So I'm trying to create an image out of the mean pixel values from images that have been saved as 2d arrays. With the dark frames this was fairly easy, I just had to create a running average. With exposure time it's a bit more complicated because I have to separate images using RGB masks. I'm having trouble combining those masks back into a coherent image. Here's the code for the creation of the mean value array:
def set_bright_mean_array(self, directories):
green_composite= np.zeros((self.rows, self.columns))
red_composite=blue_composite=green_composite
n=0
for k in range (len(directories)):
exposure_file_names = self.set_exposure_file_names(self.exposure_directories[k])
for i in range(len(exposure_file_names)):
print ('directory: %s -- loop: %s' % (directories[k], n))
temp_array=np.load(exposure_file_names[i])

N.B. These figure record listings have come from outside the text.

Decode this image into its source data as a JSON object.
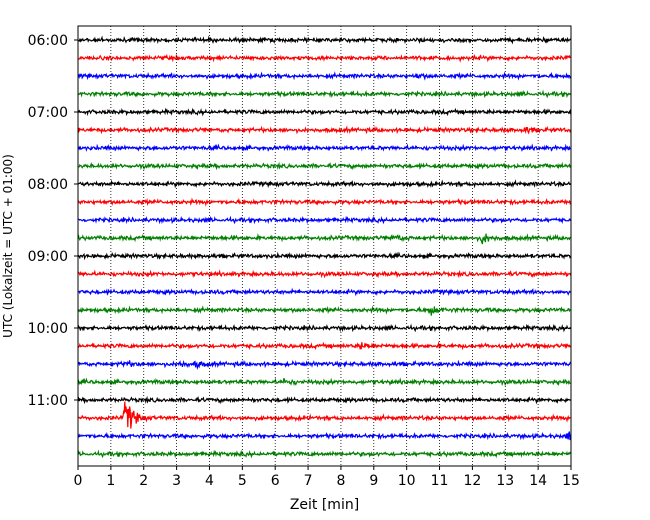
{
  "chart_data": {
    "type": "line",
    "title": "",
    "xlabel": "Zeit  [min]",
    "ylabel": "UTC (Lokalzeit = UTC + 01:00)",
    "xlim": [
      0,
      15
    ],
    "xticks": [
      "0",
      "1",
      "2",
      "3",
      "4",
      "5",
      "6",
      "7",
      "8",
      "9",
      "10",
      "11",
      "12",
      "13",
      "14",
      "15"
    ],
    "yticks": [
      {
        "label": "06:00",
        "trace": 0
      },
      {
        "label": "07:00",
        "trace": 4
      },
      {
        "label": "08:00",
        "trace": 8
      },
      {
        "label": "09:00",
        "trace": 12
      },
      {
        "label": "10:00",
        "trace": 16
      },
      {
        "label": "11:00",
        "trace": 20
      }
    ],
    "grid": {
      "x": true,
      "y": false,
      "style": "dotted"
    },
    "trace_start_times": [
      "06:00",
      "06:15",
      "06:30",
      "06:45",
      "07:00",
      "07:15",
      "07:30",
      "07:45",
      "08:00",
      "08:15",
      "08:30",
      "08:45",
      "09:00",
      "09:15",
      "09:30",
      "09:45",
      "10:00",
      "10:15",
      "10:30",
      "10:45",
      "11:00",
      "11:15",
      "11:30",
      "11:45"
    ],
    "trace_colors": [
      "#000000",
      "#ff0000",
      "#0000ff",
      "#008000"
    ],
    "events": [
      {
        "trace": 21,
        "time_min": 1.45,
        "amplitude": 4.5
      },
      {
        "trace": 15,
        "time_min": 10.7,
        "amplitude": 1.4
      },
      {
        "trace": 11,
        "time_min": 12.3,
        "amplitude": 1.3
      },
      {
        "trace": 11,
        "time_min": 9.6,
        "amplitude": 0.7
      },
      {
        "trace": 19,
        "time_min": 6.3,
        "amplitude": 0.6
      },
      {
        "trace": 17,
        "time_min": 8.6,
        "amplitude": 0.8
      },
      {
        "trace": 18,
        "time_min": 1.4,
        "amplitude": 0.7
      },
      {
        "trace": 18,
        "time_min": 3.1,
        "amplitude": 0.6
      },
      {
        "trace": 18,
        "time_min": 3.6,
        "amplitude": 0.6
      },
      {
        "trace": 22,
        "time_min": 14.9,
        "amplitude": 0.9
      },
      {
        "trace": 5,
        "time_min": 13.6,
        "amplitude": 0.6
      },
      {
        "trace": 2,
        "time_min": 10.3,
        "amplitude": 0.5
      }
    ]
  }
}
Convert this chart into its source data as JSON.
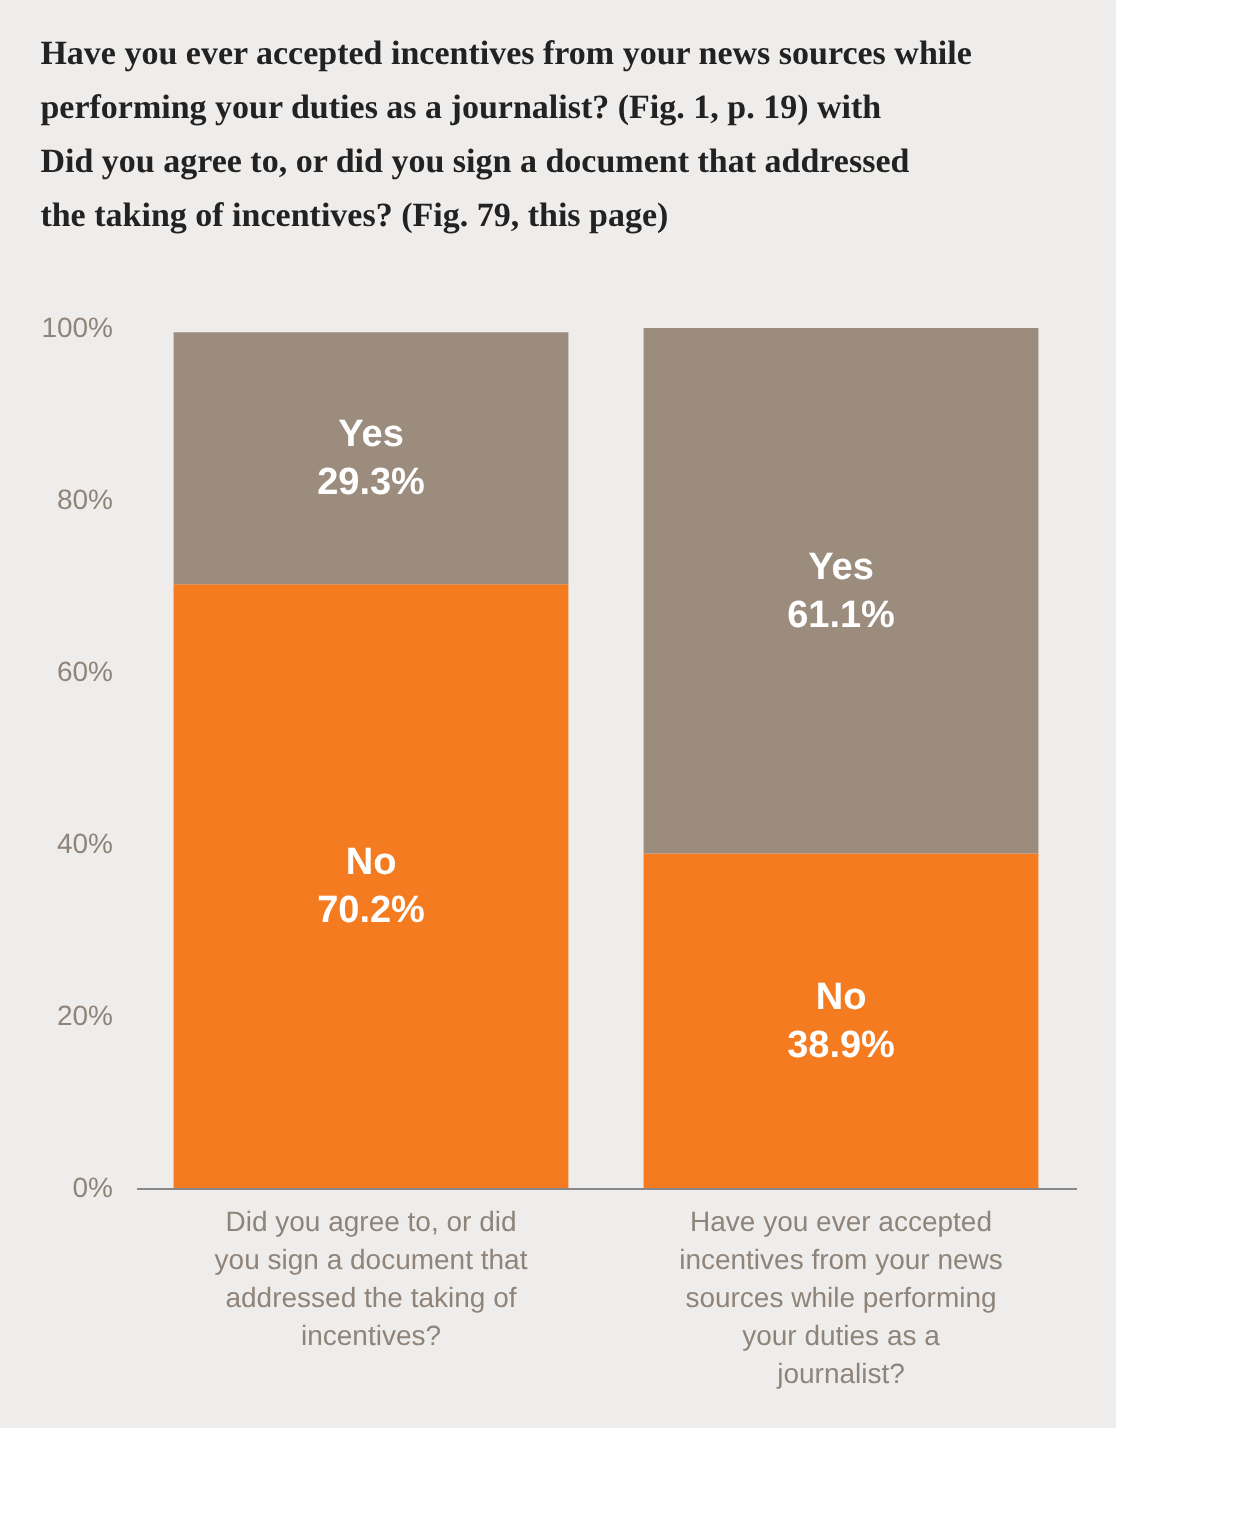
{
  "chart_data": {
    "type": "bar",
    "stacked": true,
    "title": "Have you ever accepted incentives from your news sources while performing your duties as a journalist? (Fig. 1, p. 19) with Did you agree to, or did you sign a document that addressed the taking of incentives? (Fig. 79, this page)",
    "categories": [
      "Did you agree to, or did you sign a document that addressed the taking of incentives?",
      "Have you ever accepted incentives from your news sources while performing your duties as a journalist?"
    ],
    "series": [
      {
        "name": "No",
        "color": "#f47b20",
        "values": [
          70.2,
          38.9
        ],
        "value_labels": [
          "70.2%",
          "38.9%"
        ]
      },
      {
        "name": "Yes",
        "color": "#9b8c7e",
        "values": [
          29.3,
          61.1
        ],
        "value_labels": [
          "29.3%",
          "61.1%"
        ]
      }
    ],
    "ylim": [
      0,
      100
    ],
    "yticks": [
      {
        "value": 0,
        "label": "0%"
      },
      {
        "value": 20,
        "label": "20%"
      },
      {
        "value": 40,
        "label": "40%"
      },
      {
        "value": 60,
        "label": "60%"
      },
      {
        "value": 80,
        "label": "80%"
      },
      {
        "value": 100,
        "label": "100%"
      }
    ],
    "grid": false
  }
}
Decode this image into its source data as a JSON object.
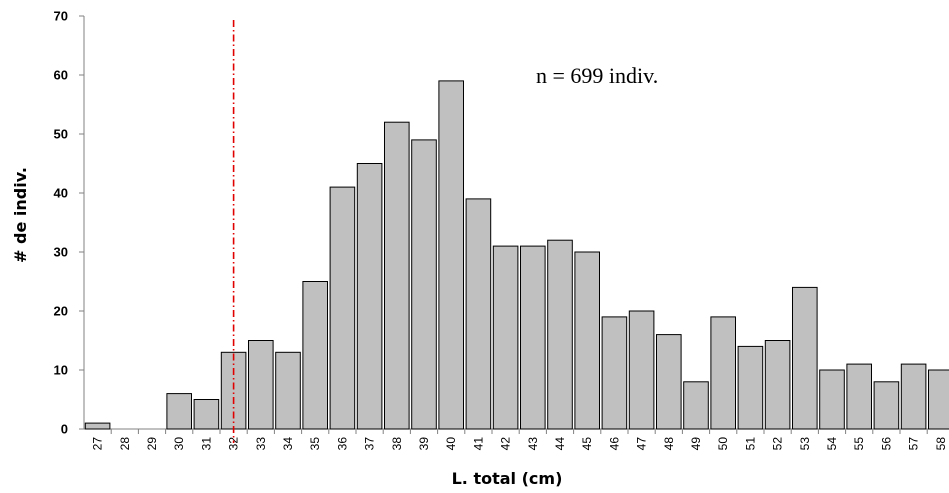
{
  "chart_data": {
    "type": "bar",
    "categories": [
      "27",
      "28",
      "29",
      "30",
      "31",
      "32",
      "33",
      "34",
      "35",
      "36",
      "37",
      "38",
      "39",
      "40",
      "41",
      "42",
      "43",
      "44",
      "45",
      "46",
      "47",
      "48",
      "49",
      "50",
      "51",
      "52",
      "53",
      "54",
      "55",
      "56",
      "57",
      "58"
    ],
    "values": [
      1,
      0,
      0,
      6,
      5,
      13,
      15,
      13,
      25,
      41,
      45,
      52,
      49,
      59,
      39,
      31,
      31,
      32,
      30,
      19,
      20,
      16,
      8,
      19,
      14,
      15,
      24,
      10,
      11,
      8,
      11,
      10
    ],
    "title": "",
    "xlabel": "L. total (cm)",
    "ylabel": "# de indiv.",
    "ylim": [
      0,
      70
    ],
    "yticks": [
      0,
      10,
      20,
      30,
      40,
      50,
      60,
      70
    ],
    "annotation": "n = 699 indiv.",
    "reference_line_x": "32",
    "grid": false,
    "colors": {
      "bar_fill": "#c0c0c0",
      "bar_stroke": "#000000",
      "reference_line": "#e00000",
      "axis": "#808080"
    }
  }
}
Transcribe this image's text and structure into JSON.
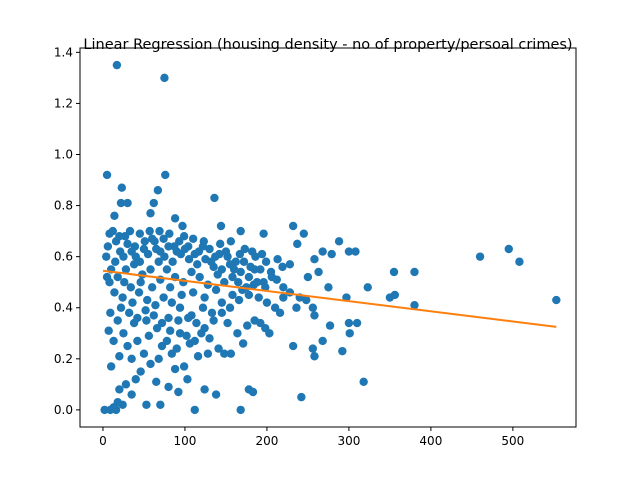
{
  "chart_data": {
    "type": "scatter",
    "title": "Linear Regression (housing density - no of property/persoal crimes)",
    "xlabel": "",
    "ylabel": "",
    "xlim": [
      -28,
      577
    ],
    "ylim": [
      -0.067,
      1.417
    ],
    "x_ticks": [
      0,
      100,
      200,
      300,
      400,
      500
    ],
    "y_ticks": [
      0.0,
      0.2,
      0.4,
      0.6,
      0.8,
      1.0,
      1.2,
      1.4
    ],
    "x_tick_labels": [
      "0",
      "100",
      "200",
      "300",
      "400",
      "500"
    ],
    "y_tick_labels": [
      "0.0",
      "0.2",
      "0.4",
      "0.6",
      "0.8",
      "1.0",
      "1.2",
      "1.4"
    ],
    "grid": false,
    "colors": {
      "points": "#1f77b4",
      "line": "#ff7f0e"
    },
    "series": [
      {
        "kind": "scatter",
        "points": [
          [
            17,
            1.35
          ],
          [
            75,
            1.3
          ],
          [
            5,
            0.92
          ],
          [
            76,
            0.92
          ],
          [
            23,
            0.87
          ],
          [
            67,
            0.86
          ],
          [
            136,
            0.83
          ],
          [
            22,
            0.81
          ],
          [
            30,
            0.81
          ],
          [
            62,
            0.81
          ],
          [
            58,
            0.77
          ],
          [
            14,
            0.76
          ],
          [
            88,
            0.75
          ],
          [
            97,
            0.72
          ],
          [
            144,
            0.72
          ],
          [
            232,
            0.72
          ],
          [
            168,
            0.7
          ],
          [
            245,
            0.69
          ],
          [
            196,
            0.69
          ],
          [
            237,
            0.65
          ],
          [
            288,
            0.66
          ],
          [
            300,
            0.62
          ],
          [
            308,
            0.62
          ],
          [
            279,
            0.61
          ],
          [
            268,
            0.62
          ],
          [
            258,
            0.59
          ],
          [
            213,
            0.59
          ],
          [
            228,
            0.57
          ],
          [
            219,
            0.56
          ],
          [
            250,
            0.52
          ],
          [
            263,
            0.54
          ],
          [
            275,
            0.48
          ],
          [
            355,
            0.54
          ],
          [
            380,
            0.54
          ],
          [
            460,
            0.6
          ],
          [
            495,
            0.63
          ],
          [
            508,
            0.58
          ],
          [
            553,
            0.43
          ],
          [
            380,
            0.41
          ],
          [
            350,
            0.44
          ],
          [
            323,
            0.48
          ],
          [
            356,
            0.45
          ],
          [
            297,
            0.44
          ],
          [
            310,
            0.34
          ],
          [
            300,
            0.34
          ],
          [
            277,
            0.33
          ],
          [
            268,
            0.27
          ],
          [
            258,
            0.37
          ],
          [
            256,
            0.24
          ],
          [
            292,
            0.23
          ],
          [
            301,
            0.3
          ],
          [
            258,
            0.21
          ],
          [
            232,
            0.25
          ],
          [
            203,
            0.3
          ],
          [
            198,
            0.32
          ],
          [
            176,
            0.33
          ],
          [
            164,
            0.3
          ],
          [
            152,
            0.34
          ],
          [
            141,
            0.24
          ],
          [
            128,
            0.22
          ],
          [
            116,
            0.21
          ],
          [
            106,
            0.26
          ],
          [
            148,
            0.22
          ],
          [
            156,
            0.22
          ],
          [
            171,
            0.26
          ],
          [
            192,
            0.34
          ],
          [
            216,
            0.38
          ],
          [
            236,
            0.4
          ],
          [
            185,
            0.35
          ],
          [
            178,
            0.08
          ],
          [
            183,
            0.07
          ],
          [
            168,
            0.0
          ],
          [
            242,
            0.05
          ],
          [
            318,
            0.11
          ],
          [
            112,
            0.0
          ],
          [
            138,
            0.06
          ],
          [
            124,
            0.08
          ],
          [
            103,
            0.12
          ],
          [
            92,
            0.07
          ],
          [
            70,
            0.02
          ],
          [
            53,
            0.02
          ],
          [
            35,
            0.06
          ],
          [
            24,
            0.02
          ],
          [
            18,
            0.03
          ],
          [
            13,
            0.01
          ],
          [
            9,
            0.0
          ],
          [
            16,
            0.0
          ],
          [
            2,
            0.0
          ],
          [
            20,
            0.08
          ],
          [
            28,
            0.1
          ],
          [
            40,
            0.12
          ],
          [
            46,
            0.15
          ],
          [
            58,
            0.18
          ],
          [
            65,
            0.11
          ],
          [
            80,
            0.09
          ],
          [
            88,
            0.16
          ],
          [
            99,
            0.17
          ],
          [
            84,
            0.22
          ],
          [
            72,
            0.25
          ],
          [
            50,
            0.22
          ],
          [
            35,
            0.2
          ],
          [
            20,
            0.21
          ],
          [
            10,
            0.17
          ],
          [
            13,
            0.27
          ],
          [
            25,
            0.3
          ],
          [
            38,
            0.34
          ],
          [
            53,
            0.35
          ],
          [
            66,
            0.32
          ],
          [
            80,
            0.36
          ],
          [
            94,
            0.3
          ],
          [
            108,
            0.37
          ],
          [
            122,
            0.4
          ],
          [
            133,
            0.38
          ],
          [
            145,
            0.42
          ],
          [
            158,
            0.45
          ],
          [
            170,
            0.47
          ],
          [
            184,
            0.49
          ],
          [
            196,
            0.5
          ],
          [
            206,
            0.52
          ],
          [
            220,
            0.48
          ],
          [
            9,
            0.38
          ],
          [
            7,
            0.31
          ],
          [
            5,
            0.52
          ],
          [
            4,
            0.6
          ],
          [
            6,
            0.64
          ],
          [
            8,
            0.69
          ],
          [
            12,
            0.7
          ],
          [
            16,
            0.66
          ],
          [
            21,
            0.62
          ],
          [
            27,
            0.68
          ],
          [
            33,
            0.7
          ],
          [
            39,
            0.64
          ],
          [
            45,
            0.69
          ],
          [
            51,
            0.66
          ],
          [
            57,
            0.7
          ],
          [
            63,
            0.66
          ],
          [
            69,
            0.7
          ],
          [
            74,
            0.67
          ],
          [
            81,
            0.69
          ],
          [
            87,
            0.64
          ],
          [
            93,
            0.66
          ],
          [
            99,
            0.68
          ],
          [
            104,
            0.64
          ],
          [
            110,
            0.67
          ],
          [
            117,
            0.62
          ],
          [
            123,
            0.66
          ],
          [
            130,
            0.63
          ],
          [
            137,
            0.6
          ],
          [
            143,
            0.65
          ],
          [
            150,
            0.62
          ],
          [
            156,
            0.66
          ],
          [
            162,
            0.58
          ],
          [
            167,
            0.61
          ],
          [
            173,
            0.63
          ],
          [
            180,
            0.56
          ],
          [
            186,
            0.6
          ],
          [
            192,
            0.55
          ],
          [
            199,
            0.58
          ],
          [
            205,
            0.54
          ],
          [
            212,
            0.51
          ],
          [
            220,
            0.44
          ],
          [
            228,
            0.46
          ],
          [
            240,
            0.44
          ],
          [
            248,
            0.43
          ],
          [
            256,
            0.4
          ],
          [
            210,
            0.4
          ],
          [
            200,
            0.42
          ],
          [
            190,
            0.44
          ],
          [
            178,
            0.45
          ],
          [
            166,
            0.43
          ],
          [
            155,
            0.4
          ],
          [
            145,
            0.38
          ],
          [
            135,
            0.35
          ],
          [
            124,
            0.32
          ],
          [
            114,
            0.34
          ],
          [
            104,
            0.36
          ],
          [
            94,
            0.4
          ],
          [
            84,
            0.42
          ],
          [
            74,
            0.44
          ],
          [
            64,
            0.41
          ],
          [
            54,
            0.43
          ],
          [
            44,
            0.46
          ],
          [
            34,
            0.48
          ],
          [
            24,
            0.44
          ],
          [
            14,
            0.46
          ],
          [
            8,
            0.5
          ],
          [
            18,
            0.52
          ],
          [
            28,
            0.55
          ],
          [
            38,
            0.57
          ],
          [
            48,
            0.53
          ],
          [
            58,
            0.55
          ],
          [
            68,
            0.58
          ],
          [
            78,
            0.55
          ],
          [
            88,
            0.52
          ],
          [
            98,
            0.5
          ],
          [
            108,
            0.54
          ],
          [
            118,
            0.52
          ],
          [
            128,
            0.49
          ],
          [
            138,
            0.47
          ],
          [
            148,
            0.5
          ],
          [
            158,
            0.52
          ],
          [
            168,
            0.54
          ],
          [
            178,
            0.52
          ],
          [
            188,
            0.5
          ],
          [
            198,
            0.48
          ],
          [
            15,
            0.58
          ],
          [
            25,
            0.6
          ],
          [
            35,
            0.62
          ],
          [
            45,
            0.58
          ],
          [
            55,
            0.61
          ],
          [
            65,
            0.63
          ],
          [
            75,
            0.6
          ],
          [
            85,
            0.58
          ],
          [
            95,
            0.61
          ],
          [
            105,
            0.59
          ],
          [
            115,
            0.57
          ],
          [
            125,
            0.59
          ],
          [
            135,
            0.56
          ],
          [
            145,
            0.55
          ],
          [
            155,
            0.57
          ],
          [
            165,
            0.5
          ],
          [
            175,
            0.48
          ],
          [
            185,
            0.55
          ],
          [
            22,
            0.4
          ],
          [
            32,
            0.38
          ],
          [
            42,
            0.36
          ],
          [
            52,
            0.39
          ],
          [
            62,
            0.37
          ],
          [
            72,
            0.34
          ],
          [
            82,
            0.31
          ],
          [
            92,
            0.35
          ],
          [
            102,
            0.29
          ],
          [
            112,
            0.27
          ],
          [
            120,
            0.3
          ],
          [
            130,
            0.28
          ],
          [
            30,
            0.25
          ],
          [
            42,
            0.27
          ],
          [
            56,
            0.29
          ],
          [
            68,
            0.2
          ],
          [
            78,
            0.27
          ],
          [
            90,
            0.24
          ],
          [
            18,
            0.35
          ],
          [
            26,
            0.5
          ],
          [
            36,
            0.42
          ],
          [
            46,
            0.5
          ],
          [
            60,
            0.48
          ],
          [
            70,
            0.51
          ],
          [
            82,
            0.48
          ],
          [
            96,
            0.45
          ],
          [
            110,
            0.46
          ],
          [
            124,
            0.44
          ],
          [
            140,
            0.53
          ],
          [
            152,
            0.6
          ],
          [
            10,
            0.55
          ],
          [
            20,
            0.68
          ],
          [
            30,
            0.65
          ],
          [
            40,
            0.6
          ],
          [
            50,
            0.63
          ],
          [
            60,
            0.67
          ],
          [
            70,
            0.62
          ],
          [
            80,
            0.64
          ],
          [
            90,
            0.62
          ],
          [
            100,
            0.63
          ],
          [
            112,
            0.61
          ],
          [
            122,
            0.64
          ],
          [
            132,
            0.58
          ],
          [
            142,
            0.61
          ],
          [
            160,
            0.55
          ],
          [
            172,
            0.58
          ],
          [
            182,
            0.62
          ],
          [
            194,
            0.61
          ]
        ]
      },
      {
        "kind": "line",
        "points": [
          [
            0,
            0.545
          ],
          [
            553,
            0.325
          ]
        ]
      }
    ]
  }
}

green_delta = np.ma.masked_array(temp_array, self.green_mask_whole)-green_composite
blue_delta = np.ma.masked_array(temp_array, self.blue_mask_whole)-blue_composite
red_delta = np.ma.masked_array(temp_array, self.red_mask_whole)-red_composite
n=n+1
green_composite=green_composite+green_delta/n
blue_composite=blue_composite+blue_delta/n
red_composite=red_composite+red_delta/n
return np.concatenate((green_composite, blue_composite, red_composite))
np.concatenate
doesn't work, because the shape of the array is (7392, 3280) as opposed to the original image size: (2464, 3280). zip
didn't work because it returns a zip object, and I have to plot this afterwards.
Edit:
For clarification, the masked arrays are the same shape as the original array, with blank values (--, not sure on dtype) in place of actual numbers in the pixels that aren't the right color. What I need to do is figure out how to join them together, while replacing the empty values with the values from the other masked arrays to create an actual RGGB image.